Frej is moving to Santa Fe, N.M., where he plans to continue working in a think tank or university, possibly as an advisor in recruitment of the next USAID generation and putting a special focus on Hispanics and Native Americans.

He joined the Agency in 1987 and began his career in Indonesia, following his work in domestic development with the Federal Home Loan Bank’s Neighborhood Reinvestment Corporation.

Frej returned to Indonesia as mission director in time to head the U.S. response to the 2004 tsunami. There he created an effective reconstruction program that included ending a long insurgency in Aceh where most of the 230,000 tsunami deaths occurred as many miles of urban housing were simply swept away.

“Aceh was the first major civilian-military assistance collaboration we have ever seen,” said Frej. U.S. helicopters flown off carriers made it possible to deliver aid to thousands of stranded survivors isolated after roads and bridges were destroyed.

“The magnitude of the disaster caused it,” said Frej. “It established a framework for close civilian-military cooperation. We saw it again in the Pakistan earthquake, in Haiti, and in Afghanistan. It has served this Agency and the U.S. military.”

Asked if he sees the everexpanding need for foreign aid as a sign that he’s fighting an unwinnable struggle, Frej recalls the progress he’s seen over the decades. South Korea, Thailand, and Taiwan no longer need aid, and the same can be said for Poland, the Czech Republic, Slovakia, Croatia, Hungary, and the Baltic states.

“USAID was in every one of those countries a positive catalyst for development,” said Frej.

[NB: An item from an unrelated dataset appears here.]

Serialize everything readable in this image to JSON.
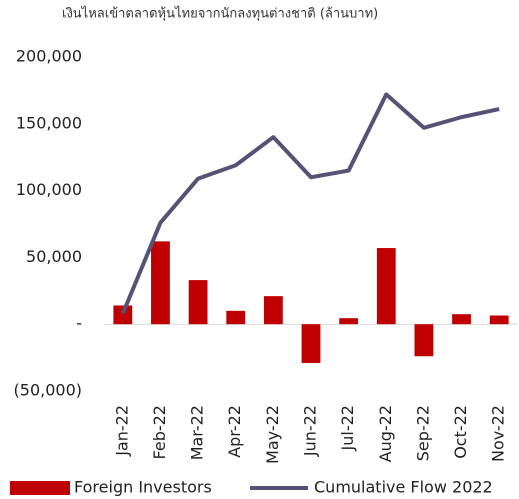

He also recalls large and durable USAID projects in Afghanistan dating to the 1960s such as the Kajaki Dam and agricultural development in Helmand—before a Soviet invasion set off 30 years of wars.

“This has been my career,” Frej said. “Looking back, nothing is more fulfilling than working for USAID. I’d highly recommend it for a new generation of people coming out of grad school or work. It provides an opportunity to make a difference in the world—to reach out to the underserved.” — B.B.